Alexander suffered nearly 30 knife wounds, was shot in the head and had his throat slit. Arias’ palm print was found in blood at the scene, along with nude photos of her and the victim from the day of the killing.
Arias said she recalls Alexander attacking her in a fury. She said she ran into his closet to retrieve a gun he kept on a shelf and fired in self-defense but has no memory of stabbing him.
She acknowledged trying to clean the scene, dumping the gun in the desert and working on an alibi to avoid suspicion.
Arias’ grandparents reported a .25-caliber handgun stolen from their Northern California home about a week before Alexander’s death — the same caliber used to shoot him — but Arias said she didn’t take it. Authorities believe she brought it with her to kill the victim.
Later Tuesday, Martinez began calling rebuttal witnesses starting with a state-hired clinical psychologist who evaluated Arias, as the prosecutor works to discredit two key defense witnesses — one who diagnosed Arias with post-traumatic stress disorder and amnesia and another who said the defendant suffers from battered woman’s syndrome.
Martinez accused both defense witnesses of shoddy work, and of basing their opinions on biased findings after forming relationships with Arias.
Arizona clinical psychologist Janeen DeMarte first addressed the more than 40 hours the defense’s domestic violence witness — psychotherapist Alyce LaViolette — spent interviewing Arias in jail, explaining that amount of time was extreme to come to a definitive diagnosis.

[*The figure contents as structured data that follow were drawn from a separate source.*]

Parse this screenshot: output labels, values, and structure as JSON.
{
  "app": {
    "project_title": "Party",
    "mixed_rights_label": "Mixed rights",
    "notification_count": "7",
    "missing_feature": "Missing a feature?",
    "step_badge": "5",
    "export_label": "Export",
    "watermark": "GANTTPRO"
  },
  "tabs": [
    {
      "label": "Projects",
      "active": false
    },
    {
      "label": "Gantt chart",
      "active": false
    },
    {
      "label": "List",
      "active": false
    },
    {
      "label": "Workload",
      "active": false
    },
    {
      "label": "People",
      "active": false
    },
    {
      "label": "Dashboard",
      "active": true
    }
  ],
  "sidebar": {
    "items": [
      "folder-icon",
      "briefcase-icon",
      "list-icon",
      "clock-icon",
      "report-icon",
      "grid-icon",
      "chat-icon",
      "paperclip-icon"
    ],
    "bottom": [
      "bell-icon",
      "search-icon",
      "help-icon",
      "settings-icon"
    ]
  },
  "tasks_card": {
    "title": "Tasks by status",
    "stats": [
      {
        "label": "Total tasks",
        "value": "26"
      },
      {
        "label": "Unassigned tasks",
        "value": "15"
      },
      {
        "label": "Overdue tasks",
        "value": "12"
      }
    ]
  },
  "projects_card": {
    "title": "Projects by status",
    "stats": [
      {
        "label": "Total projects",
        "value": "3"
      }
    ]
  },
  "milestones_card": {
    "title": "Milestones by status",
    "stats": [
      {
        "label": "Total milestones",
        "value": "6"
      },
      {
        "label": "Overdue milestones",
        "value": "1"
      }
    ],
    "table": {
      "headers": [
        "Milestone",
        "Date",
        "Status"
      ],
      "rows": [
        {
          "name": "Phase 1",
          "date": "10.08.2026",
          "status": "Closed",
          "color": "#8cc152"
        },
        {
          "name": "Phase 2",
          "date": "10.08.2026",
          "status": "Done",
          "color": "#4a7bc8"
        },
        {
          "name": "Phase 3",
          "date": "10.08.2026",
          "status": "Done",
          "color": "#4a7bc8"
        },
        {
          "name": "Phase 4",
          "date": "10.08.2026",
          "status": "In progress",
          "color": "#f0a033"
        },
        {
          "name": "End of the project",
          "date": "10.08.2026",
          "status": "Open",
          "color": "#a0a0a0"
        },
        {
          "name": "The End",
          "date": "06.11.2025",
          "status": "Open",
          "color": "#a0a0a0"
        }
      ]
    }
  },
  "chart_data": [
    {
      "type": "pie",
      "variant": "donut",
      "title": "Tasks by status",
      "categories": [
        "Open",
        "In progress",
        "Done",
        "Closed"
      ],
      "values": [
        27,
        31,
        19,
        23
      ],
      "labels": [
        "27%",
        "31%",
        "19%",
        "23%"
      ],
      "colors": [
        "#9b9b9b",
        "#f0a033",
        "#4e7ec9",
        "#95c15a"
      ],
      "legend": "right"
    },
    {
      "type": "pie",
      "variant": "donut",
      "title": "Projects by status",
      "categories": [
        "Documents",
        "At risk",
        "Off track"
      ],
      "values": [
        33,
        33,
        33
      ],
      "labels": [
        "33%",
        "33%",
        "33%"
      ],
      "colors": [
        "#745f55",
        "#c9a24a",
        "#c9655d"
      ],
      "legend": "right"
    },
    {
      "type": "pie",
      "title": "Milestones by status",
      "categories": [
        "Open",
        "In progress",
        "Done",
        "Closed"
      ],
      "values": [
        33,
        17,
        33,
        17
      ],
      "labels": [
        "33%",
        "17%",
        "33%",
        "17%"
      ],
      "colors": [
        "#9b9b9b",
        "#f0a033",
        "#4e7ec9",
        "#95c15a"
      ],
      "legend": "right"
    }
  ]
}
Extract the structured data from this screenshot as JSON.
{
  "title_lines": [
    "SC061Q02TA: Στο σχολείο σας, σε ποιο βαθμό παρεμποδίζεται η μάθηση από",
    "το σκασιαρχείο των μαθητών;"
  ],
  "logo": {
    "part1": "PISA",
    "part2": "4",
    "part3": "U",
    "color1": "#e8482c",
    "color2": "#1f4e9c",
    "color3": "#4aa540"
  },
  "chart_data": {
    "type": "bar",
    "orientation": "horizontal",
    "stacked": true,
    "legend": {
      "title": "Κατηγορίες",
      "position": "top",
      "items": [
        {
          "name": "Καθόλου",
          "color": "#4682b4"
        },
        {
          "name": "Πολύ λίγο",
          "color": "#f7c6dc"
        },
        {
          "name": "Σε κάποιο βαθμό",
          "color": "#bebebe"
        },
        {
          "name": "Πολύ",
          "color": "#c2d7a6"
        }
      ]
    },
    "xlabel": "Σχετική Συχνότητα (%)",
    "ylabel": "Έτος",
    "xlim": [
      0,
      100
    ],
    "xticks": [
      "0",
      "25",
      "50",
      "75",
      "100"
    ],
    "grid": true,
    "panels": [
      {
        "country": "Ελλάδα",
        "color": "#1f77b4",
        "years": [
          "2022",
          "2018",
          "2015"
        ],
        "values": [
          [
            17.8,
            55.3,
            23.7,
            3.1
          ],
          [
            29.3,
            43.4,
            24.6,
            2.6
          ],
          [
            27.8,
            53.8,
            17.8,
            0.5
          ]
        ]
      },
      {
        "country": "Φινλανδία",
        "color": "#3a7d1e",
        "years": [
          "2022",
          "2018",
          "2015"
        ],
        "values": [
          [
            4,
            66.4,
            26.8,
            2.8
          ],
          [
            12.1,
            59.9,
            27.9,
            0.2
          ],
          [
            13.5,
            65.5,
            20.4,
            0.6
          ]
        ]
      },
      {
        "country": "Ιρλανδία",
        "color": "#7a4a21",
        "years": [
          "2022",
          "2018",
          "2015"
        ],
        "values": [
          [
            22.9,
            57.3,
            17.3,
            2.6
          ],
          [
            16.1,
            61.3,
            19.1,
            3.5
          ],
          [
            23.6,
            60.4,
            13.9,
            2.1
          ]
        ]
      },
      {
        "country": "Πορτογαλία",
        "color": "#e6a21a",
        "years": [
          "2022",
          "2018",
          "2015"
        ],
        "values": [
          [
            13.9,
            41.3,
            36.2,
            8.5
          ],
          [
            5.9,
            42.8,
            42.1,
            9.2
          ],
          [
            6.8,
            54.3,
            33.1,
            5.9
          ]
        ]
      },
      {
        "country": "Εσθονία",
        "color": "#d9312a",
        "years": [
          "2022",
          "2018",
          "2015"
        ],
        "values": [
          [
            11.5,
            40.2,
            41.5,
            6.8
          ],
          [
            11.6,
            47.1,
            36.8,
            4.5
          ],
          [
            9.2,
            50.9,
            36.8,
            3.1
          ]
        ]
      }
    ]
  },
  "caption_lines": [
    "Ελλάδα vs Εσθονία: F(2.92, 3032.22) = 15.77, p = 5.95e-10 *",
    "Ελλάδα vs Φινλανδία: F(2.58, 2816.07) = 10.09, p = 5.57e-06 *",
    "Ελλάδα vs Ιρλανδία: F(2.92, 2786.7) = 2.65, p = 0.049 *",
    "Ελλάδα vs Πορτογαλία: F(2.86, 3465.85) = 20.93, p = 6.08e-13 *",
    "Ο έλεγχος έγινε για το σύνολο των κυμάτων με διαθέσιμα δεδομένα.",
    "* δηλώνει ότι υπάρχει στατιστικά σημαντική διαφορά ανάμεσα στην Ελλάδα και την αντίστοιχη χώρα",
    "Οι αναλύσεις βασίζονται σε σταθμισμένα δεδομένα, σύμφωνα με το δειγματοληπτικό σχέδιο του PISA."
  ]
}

“It becomes therapeutic,” DeMarte explained, adding that such a relationship could skew findings. She said that amount of time would only be needed for those “who weren’t very good” at their jobs.
Martinez then worked to the attack the credibility of another key defense witness, psychologist Richard Samuels, who diagnosed Arias with amnesia and PTSD.
DeMarte explained how Arias’ responses to certain questions on tests administered by Samuels to reach his diagnoses were untruthful, meaning the conclusions by Samuels would be invalid.
DeMarte later said it was merely “other evidence that Ms. Arias decided to lie...”
She was immediately cut off by a defense objection, which the judge sustained and questioning moved in a different direction.
Throughout the more than three months of testimony, both sides have presented dueling portraits of Alexander — that of a man who feared for his life and had been trying to distance himself from Arias as he sought out other relationships and a manipulative, abusive liar who physically attacked the defendant on numerous occasions, the last being the day of the killing.
The prosecutor and defense attorneys also have presented conflicting portraits of Arias, as the defense works to show she’s a domestic abuse victim who was forced to fight for her life while prosecutors say she was a scorned lover who planned Alexander’s killing.